- Map of Tennessee House districts with the 71st District shaded in red
- Representative:
|  | Kip Capley R–Summertown |
since 2023
- Demographics: 86.1% White 5.9% Black 3.6% Hispanic 0.3% Asian 3.9% Multiracial
- Population (2024): 75,811

= Tennessee House of Representatives 71st district =

American legislative district

The Tennessee House of Representatives 71st district is one of the 99 legislative districts in the lower house of the Tennessee General Assembly. The district is located in Middle Tennessee and covers all of Wayne, and parts of Hardin, Lawrence, and Maury counties. The district includes Lawrenceburg, Mount Pleasant, Waynesboro, and Clifton. It also stretches west to include part of Savannah. Kip Capley has represented the district since 2023.

== Demographics ==
The Tennessee Comptroller estimates the population as of 2024 at 75,811.

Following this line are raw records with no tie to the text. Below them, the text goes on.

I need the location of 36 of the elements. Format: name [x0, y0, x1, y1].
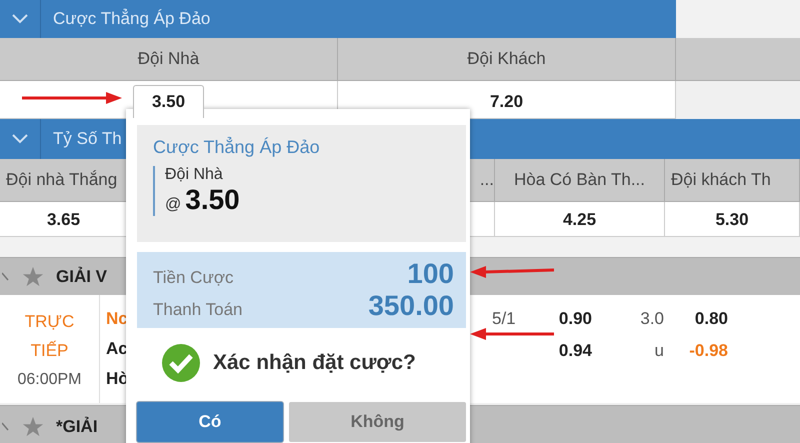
team-name[interactable]: Ac — [106, 339, 128, 359]
payout-amount: 350.00 — [368, 290, 454, 322]
total-value: u — [654, 341, 664, 360]
star-icon[interactable] — [22, 266, 44, 288]
league-title: GIẢI V — [56, 266, 108, 286]
odds-value: 3.50 — [185, 184, 240, 216]
column-header: ... — [480, 170, 494, 190]
at-sign: @ — [165, 196, 182, 214]
section-title: Cược Thẳng Áp Đảo — [53, 9, 210, 29]
odds-value[interactable]: 5.30 — [715, 210, 749, 230]
handicap-value: 5/1 — [492, 309, 516, 328]
odds-value[interactable]: 3.50 — [132, 85, 204, 118]
column-header: Đội Nhà — [138, 49, 200, 69]
league-title: *GIẢI — [56, 416, 98, 436]
selection-name: Đội Nhà — [165, 166, 224, 184]
column-header: Đội khách Th — [671, 170, 771, 190]
odds-value[interactable]: 0.94 — [558, 341, 592, 360]
odds-value[interactable]: 0.90 — [558, 309, 592, 328]
section-title: Tỷ Số Th — [53, 129, 122, 149]
odds-value[interactable]: 7.20 — [490, 92, 524, 112]
payout-label: Thanh Toán — [153, 300, 242, 320]
column-header: Đội Khách — [467, 49, 546, 69]
confirm-question: Xác nhận đặt cược? — [213, 351, 416, 375]
stake-label: Tiền Cược — [153, 268, 234, 288]
bet-slip-title: Cược Thẳng Áp Đảo — [153, 137, 321, 158]
column-header: Hòa Có Bàn Th... — [514, 170, 646, 190]
match-time: 06:00PM — [17, 371, 82, 389]
odds-value[interactable]: 3.65 — [46, 210, 80, 230]
check-circle-icon — [161, 343, 201, 383]
yes-button[interactable]: Có — [137, 402, 283, 442]
live-status: TRỰC TIẾP — [24, 311, 76, 362]
odds-value[interactable]: 0.80 — [694, 309, 728, 328]
odds-value[interactable]: 4.25 — [562, 210, 596, 230]
column-header: Đội nhà Thắng — [6, 170, 118, 190]
total-value: 3.0 — [640, 309, 664, 328]
star-icon[interactable] — [22, 416, 44, 438]
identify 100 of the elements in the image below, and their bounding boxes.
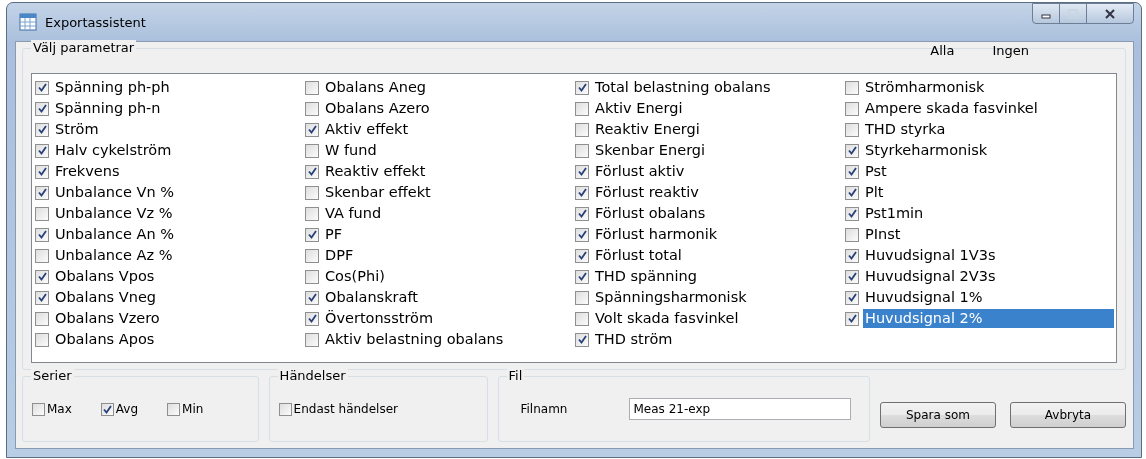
parameter-item[interactable]: THD styrka [863, 120, 948, 139]
minimize-button[interactable] [1032, 3, 1060, 24]
parameter-item[interactable]: Ström [53, 120, 101, 139]
checkbox[interactable] [305, 269, 319, 284]
checkbox[interactable] [35, 311, 49, 326]
parameter-item[interactable]: Frekvens [53, 162, 122, 181]
checkbox[interactable] [575, 290, 589, 305]
parameter-item[interactable]: Aktiv effekt [323, 120, 411, 139]
checkbox[interactable] [100, 402, 114, 416]
parameter-item[interactable]: Styrkeharmonisk [863, 141, 990, 160]
parameter-item[interactable]: Förlust aktiv [593, 162, 687, 181]
checkbox[interactable] [167, 402, 181, 416]
parameter-item[interactable]: Plt [863, 183, 886, 202]
checkbox[interactable] [575, 80, 589, 95]
parameter-item[interactable]: Spänning ph-n [53, 99, 163, 118]
checkbox[interactable] [845, 143, 859, 158]
parameter-item[interactable]: Förlust obalans [593, 204, 708, 223]
checkbox[interactable] [305, 206, 319, 221]
checkbox[interactable] [35, 269, 49, 284]
checkbox[interactable] [305, 248, 319, 263]
dialog-button[interactable]: Avbryta [1010, 402, 1126, 428]
parameter-item[interactable]: Obalans Vzero [53, 309, 162, 328]
checkbox[interactable] [305, 290, 319, 305]
parameter-item[interactable]: THD spänning [593, 267, 699, 286]
parameter-item[interactable]: Cos(Phi) [323, 267, 387, 286]
checkbox[interactable] [305, 143, 319, 158]
checkbox[interactable] [575, 185, 589, 200]
parameter-item[interactable]: Spänningsharmonisk [593, 288, 749, 307]
parameter-item[interactable]: Spänning ph-ph [53, 78, 172, 97]
checkbox[interactable] [305, 101, 319, 116]
checkbox[interactable] [575, 143, 589, 158]
close-button[interactable] [1086, 3, 1134, 24]
checkbox[interactable] [575, 101, 589, 116]
maximize-button[interactable] [1059, 3, 1087, 24]
parameter-item[interactable]: Unbalance Vz % [53, 204, 175, 223]
checkbox[interactable] [845, 164, 859, 179]
parameter-item[interactable]: Unbalance Vn % [53, 183, 176, 202]
parameter-item[interactable]: Unbalance Az % [53, 246, 175, 265]
checkbox[interactable] [35, 332, 49, 347]
parameter-item[interactable]: Förlust total [593, 246, 684, 265]
checkbox[interactable] [575, 269, 589, 284]
checkbox[interactable] [305, 185, 319, 200]
checkbox[interactable] [575, 206, 589, 221]
checkbox[interactable] [35, 248, 49, 263]
parameter-item[interactable]: Aktiv belastning obalans [323, 330, 506, 349]
checkbox[interactable] [845, 269, 859, 284]
checkbox[interactable] [35, 122, 49, 137]
select-all-link[interactable]: Alla [930, 43, 955, 58]
checkbox[interactable] [845, 122, 859, 137]
parameter-item[interactable]: Reaktiv Energi [593, 120, 702, 139]
parameter-item[interactable]: Obalanskraft [323, 288, 420, 307]
parameter-item[interactable]: Obalans Vneg [53, 288, 158, 307]
parameter-item[interactable]: Huvudsignal 1% [863, 288, 985, 307]
checkbox[interactable] [278, 402, 292, 416]
checkbox[interactable] [35, 101, 49, 116]
parameter-item[interactable]: Ampere skada fasvinkel [863, 99, 1040, 118]
checkbox[interactable] [305, 164, 319, 179]
parameter-item[interactable]: VA fund [323, 204, 384, 223]
parameter-item[interactable]: PF [323, 225, 345, 244]
checkbox[interactable] [845, 248, 859, 263]
parameter-item[interactable]: Halv cykelström [53, 141, 174, 160]
parameter-item[interactable]: Strömharmonisk [863, 78, 987, 97]
checkbox[interactable] [845, 101, 859, 116]
parameter-item[interactable]: Huvudsignal 1V3s [863, 246, 998, 265]
checkbox[interactable] [35, 290, 49, 305]
parameter-item[interactable]: Skenbar effekt [323, 183, 433, 202]
checkbox[interactable] [305, 311, 319, 326]
parameter-item[interactable]: Total belastning obalans [593, 78, 773, 97]
parameter-item[interactable]: Obalans Azero [323, 99, 432, 118]
checkbox[interactable] [305, 332, 319, 347]
parameter-item[interactable]: Aktiv Energi [593, 99, 685, 118]
checkbox[interactable] [845, 290, 859, 305]
parameter-item[interactable]: THD ström [593, 330, 675, 349]
checkbox[interactable] [845, 206, 859, 221]
checkbox[interactable] [575, 122, 589, 137]
filename-field[interactable]: Meas 21-exp [628, 398, 851, 420]
checkbox[interactable] [575, 311, 589, 326]
checkbox[interactable] [845, 227, 859, 242]
parameter-item[interactable]: Reaktiv effekt [323, 162, 428, 181]
parameter-item[interactable]: DPF [323, 246, 356, 265]
checkbox[interactable] [305, 80, 319, 95]
checkbox[interactable] [35, 206, 49, 221]
checkbox[interactable] [845, 80, 859, 95]
checkbox[interactable] [845, 311, 859, 326]
parameter-item[interactable]: Obalans Aneg [323, 78, 428, 97]
parameter-item[interactable]: Förlust harmonik [593, 225, 720, 244]
checkbox[interactable] [575, 164, 589, 179]
dialog-button[interactable]: Spara som [880, 402, 996, 428]
select-none-link[interactable]: Ingen [992, 43, 1029, 58]
parameter-item[interactable]: Huvudsignal 2% [863, 309, 1114, 328]
checkbox[interactable] [305, 122, 319, 137]
parameter-item[interactable]: Skenbar Energi [593, 141, 708, 160]
parameter-item[interactable]: Huvudsignal 2V3s [863, 267, 998, 286]
parameter-item[interactable]: Pst [863, 162, 889, 181]
parameter-item[interactable]: PInst [863, 225, 903, 244]
checkbox[interactable] [32, 402, 45, 416]
parameter-item[interactable]: Volt skada fasvinkel [593, 309, 741, 328]
parameter-item[interactable]: Förlust reaktiv [593, 183, 701, 202]
parameter-item[interactable]: Pst1min [863, 204, 926, 223]
checkbox[interactable] [35, 80, 49, 95]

- 86.1% of the district is White
- 5.9% of the district is Black
- 3.6% of the district is Hispanic
- 0.3% of the district is Asian
- 0.2% of the district is some other race alone
- 3.9% of the district is Two or more races

Detailed demographic information is also available through Census Reporter.

== History ==
The 88th Tennessee General Assembly was the first in which all districts were numbered. At this time, the 71st district was in Carroll and Madison counties. From the 89th-92nd, it was composed of Crockett and Madison counties. At the 93rd it was in Hardin, McNairy and Wayne counties. From the 94th-97th it was composed of Hardin and McNairy counties. From the 98th-107th, it was composed of Hardin, McNairy, and part of Decatur counties. From the 108th-112th, it was composed of Hardin, Lewis, Wayne, and part of Lawrence counties. Since the 113th General Assembly, it has been composed of all of Wayne, and parts of Hardin, Lawrence, and Maury counties.

== List of Representatives ==

| Representative | Party | Years of Service | General Assembly | Hometown |
| Kip Capley | Republican | 2023-present | 113th-114th | Summertown |
| David Byrd | 2015-2022 | 109th-112th | Waynesboro |
| Vance Dennis | 2009-2014 | 106th-108th | Savannah |
| Randy Rinks | Democratic | 1991-2008 | 97th-105th | Savannah |
| Robbie Wolfe | Republican | 1989-1990 | 96th | Savannah |
| Herman Wolfe Sr. | 1983 - Feb 3, 1989 * | 93rd-96th | Savannah |
| James Wallace Jr. | Independent | 1975-1982 | 89th-92nd | Jackson |
| Lucas Taylor | Republican | 1973-1974 | 88th | Huntingdon |

- Herman Wolfe Sr. died in office, Robbie Wolfe was elected to fulfill the remainder of his term.